In my question below, I'll refer to the following well known paper "On the difficulty of training Recurrent Neural Networks" by Razvan Pascanu, Tomas Mikolov, and Yoshua Bengio.
Assume we're working on somewhat simplified RNN, where, by their equation (2) on page 1, we have the following dynamical systems of their hidden states $\{x_t\}$:
$x_{t}=W_{R}x_t + W_I \sigma(x_{t-1}) + b$, where I'm using $W_R$ in place of their $W_{rec}$. Let $\theta = (W_R, W_I,b)$ the parameter set of this dynamical system.
Please observe equations (3), (4) and (5) on page 2 that're basically back propagation through time in an unrolled RNN.
If I understand correctly, the gradient vanishing problem is really not the vanishing of the term $\frac{\partial E_t}{\partial \theta}$, but rather vanishing of the terminal summands $\frac{\partial E_t}{\partial x_t}\frac{\partial x_t}{\partial x_k} \frac{\partial x_k}{\partial \theta}$, where $k$ is much small compared to $t$, e.g. for $k=1$. Correct?
If so, I'm having a problem!

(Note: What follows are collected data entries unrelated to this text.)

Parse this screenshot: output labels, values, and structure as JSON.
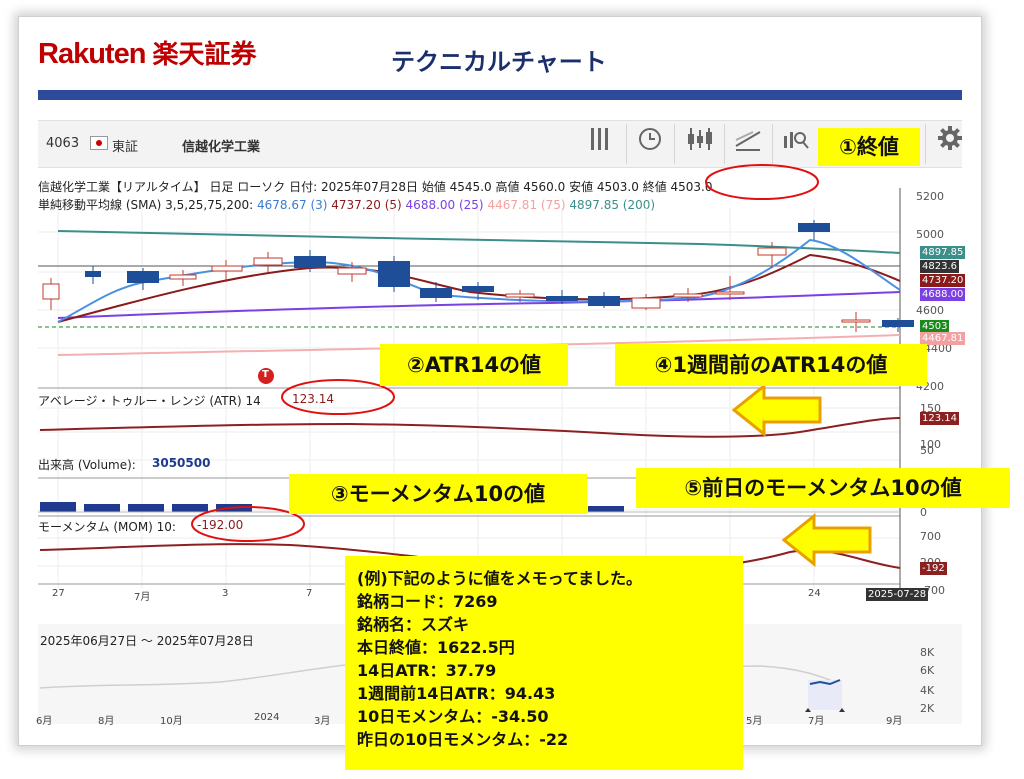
{
  "header": {
    "logo_en": "Rakuten",
    "logo_jp": "楽天証券",
    "title": "テクニカルチャート"
  },
  "toolbar": {
    "code": "4063",
    "exchange": "東証",
    "name": "信越化学工業"
  },
  "info": {
    "line1": "信越化学工業【リアルタイム】 日足 ローソク 日付: 2025年07月28日 始値 4545.0 高値 4560.0 安値 4503.0 終値 4503.0",
    "sma_label": "単純移動平均線 (SMA) 3,5,25,75,200:",
    "sma_values": [
      {
        "text": "4678.67 (3)",
        "color": "#3a7bd5"
      },
      {
        "text": "4737.20 (5)",
        "color": "#8b1a1a"
      },
      {
        "text": "4688.00 (25)",
        "color": "#7b3fe4"
      },
      {
        "text": "4467.81 (75)",
        "color": "#f08080"
      },
      {
        "text": "4897.85 (200)",
        "color": "#3a8f8a"
      }
    ]
  },
  "price_axis": [
    "5200",
    "5000",
    "4800",
    "4600",
    "4400",
    "4200"
  ],
  "price_tags": [
    {
      "text": "4897.85",
      "color": "#3a8f8a"
    },
    {
      "text": "4823.6",
      "color": "#333333"
    },
    {
      "text": "4737.20",
      "color": "#8b1a1a"
    },
    {
      "text": "4688.00",
      "color": "#7b3fe4"
    },
    {
      "text": "4503",
      "color": "#1a8a1a"
    },
    {
      "text": "4467.81",
      "color": "#f4a0a0"
    }
  ],
  "atr": {
    "label": "アベレージ・トゥルー・レンジ (ATR) 14",
    "value": "123.14",
    "axis": [
      "150",
      "100",
      "50"
    ],
    "tag": "123.14"
  },
  "volume": {
    "label": "出来高 (Volume):",
    "value": "3050500",
    "axis": [
      "0"
    ]
  },
  "mom": {
    "label": "モーメンタム (MOM) 10:",
    "value": "-192.00",
    "axis": [
      "700",
      "200",
      "700"
    ],
    "tag": "-192"
  },
  "x_axis": [
    "27",
    "7月",
    "3",
    "7",
    "24"
  ],
  "date_tag": "2025-07-28",
  "overview": {
    "range": "2025年06月27日 ～ 2025年07月28日",
    "axis": [
      "8K",
      "6K",
      "4K",
      "2K"
    ],
    "x": [
      "6月",
      "8月",
      "10月",
      "2024",
      "3月",
      "5月",
      "7月",
      "9月"
    ]
  },
  "callouts": {
    "c1": "①終値",
    "c2": "②ATR14の値",
    "c3": "③モーメンタム10の値",
    "c4": "④1週間前のATR14の値",
    "c5": "⑤前日のモーメンタム10の値"
  },
  "memo": [
    "(例)下記のように値をメモってました。",
    "銘柄コード：7269",
    "銘柄名：スズキ",
    "本日終値：1622.5円",
    "14日ATR：37.79",
    "1週間前14日ATR：94.43",
    "10日モメンタム：-34.50",
    "昨日の10日モメンタム：-22"
  ],
  "icons": [
    "bars-icon",
    "clock-icon",
    "candlestick-icon",
    "drawing-icon",
    "search-chart-icon",
    "gear-icon"
  ],
  "t_marker": "T",
  "colors": {
    "accent_red": "#bf0000",
    "navy": "#1a2f6b",
    "highlight": "#ffff00",
    "ellipse": "#e01010"
  }
}
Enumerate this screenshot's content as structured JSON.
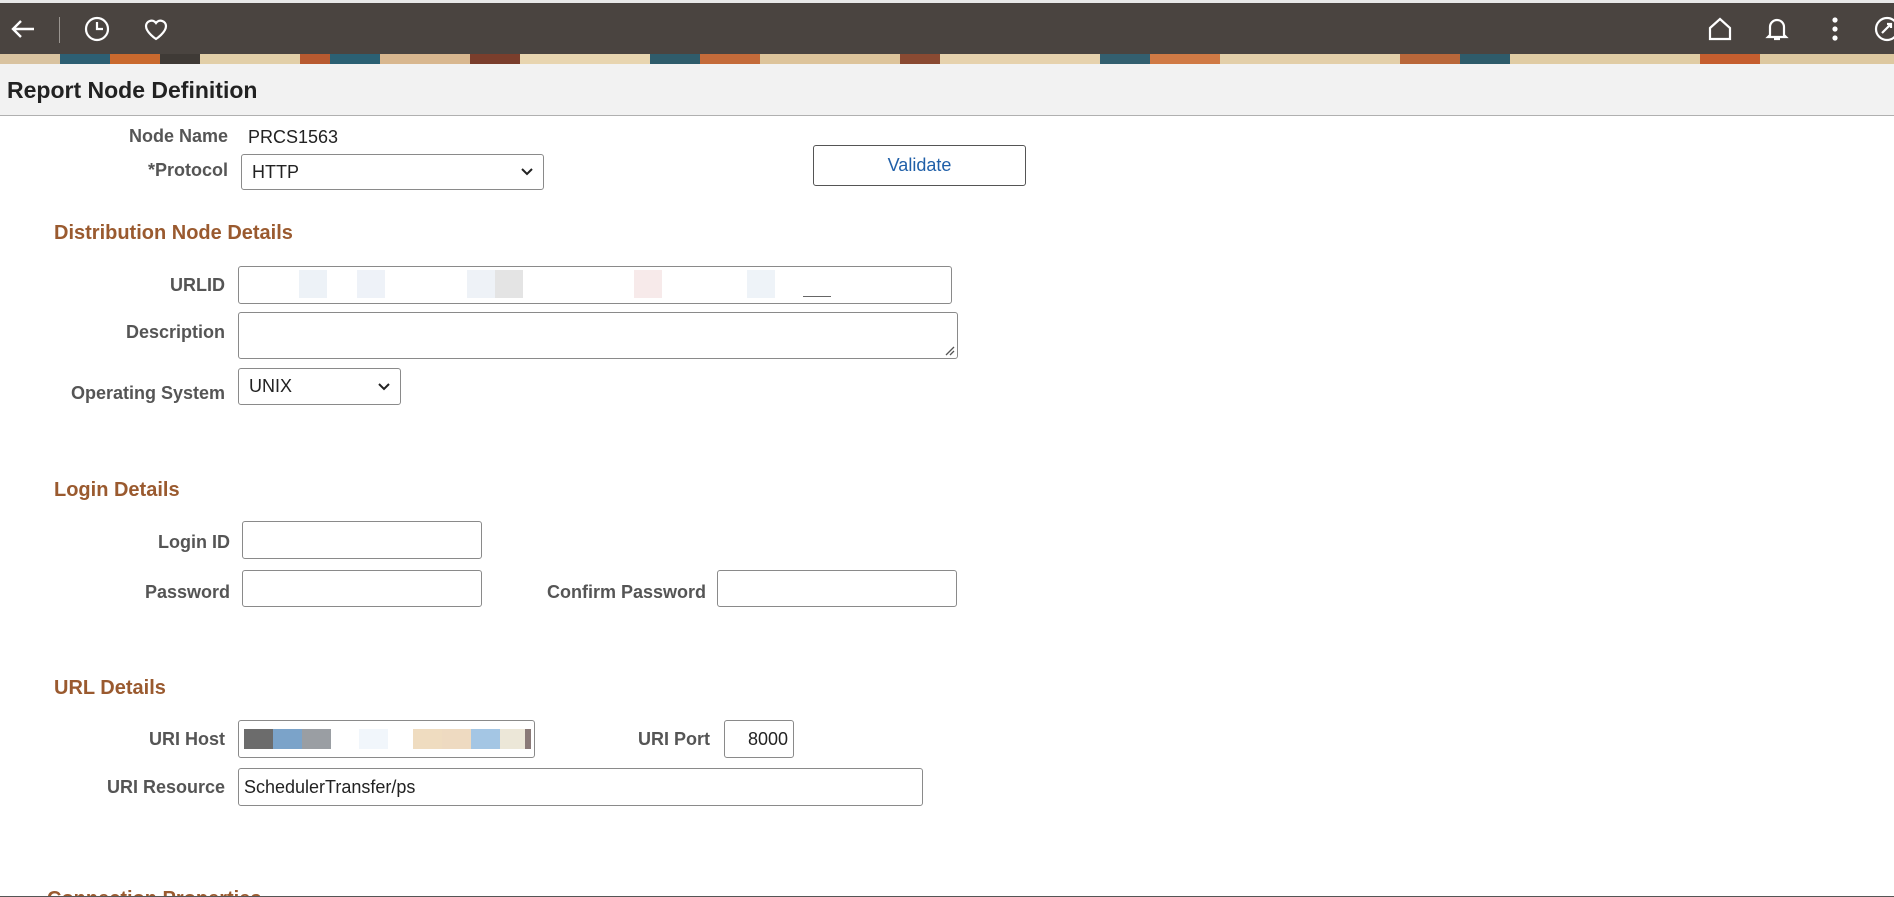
{
  "topbar": {
    "icons": [
      "back-arrow-icon",
      "recent-history-icon",
      "favorites-heart-icon",
      "home-icon",
      "notifications-bell-icon",
      "actions-menu-icon",
      "navbar-icon"
    ]
  },
  "page": {
    "title": "Report Node Definition"
  },
  "header_fields": {
    "node_name_label": "Node Name",
    "node_name_value": "PRCS1563",
    "protocol_label": "*Protocol",
    "protocol_value": "HTTP",
    "validate_label": "Validate"
  },
  "distribution": {
    "title": "Distribution Node Details",
    "urlid_label": "URLID",
    "urlid_value": "",
    "description_label": "Description",
    "description_value": "",
    "os_label": "Operating System",
    "os_value": "UNIX"
  },
  "login": {
    "title": "Login Details",
    "login_id_label": "Login ID",
    "login_id_value": "",
    "password_label": "Password",
    "password_value": "",
    "confirm_password_label": "Confirm Password",
    "confirm_password_value": ""
  },
  "url": {
    "title": "URL Details",
    "uri_host_label": "URI Host",
    "uri_host_value": "",
    "uri_port_label": "URI Port",
    "uri_port_value": "8000",
    "uri_resource_label": "URI Resource",
    "uri_resource_value": "SchedulerTransfer/ps"
  },
  "connection": {
    "title": "Connection Properties"
  },
  "colors": {
    "topbar": "#4a4440",
    "section_heading": "#9a5a2f",
    "link": "#1f5fa8"
  }
}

Assume that the above "vanishing gradient problem", as per the definition above, does not happen. Then the above terminal summand, i.e. $\frac{\partial E_t}{\partial x_t}\frac{\partial x_t}{\partial x_k} \frac{\partial x_k}{\partial \theta}$ does not vanish when $k$ is fixed but $t \to \infty$. But this implies that the sum $\frac{\partial E_t}{\partial \theta}=\Sigma_{k}\frac{\partial E_t}{\partial x_t}\frac{\partial x_t}{\partial x_k} \frac{\partial x_k}{\partial \theta}$ diverges or oscillates as $t \to \infty$. (This should be clear by the contrapositive of the following statement:for a convergent infinite series $\Sigma_{t=0}^{\infty} r_t$, we must have $lim_{t \to \infty} r_t = 0.$).
But if the sum $\frac{\partial E_t}{\partial \theta}$ diverges or oscillates and as $t \to \infty$, then that'd also be a problem right? Because in this case, converging to a local/global minima can be prevented by this divergence or oscillatory behavior of $\frac{\partial E_t}{\partial \theta}$ for large $t$, making "learning" $\theta$ difficult. So why is that not a problem?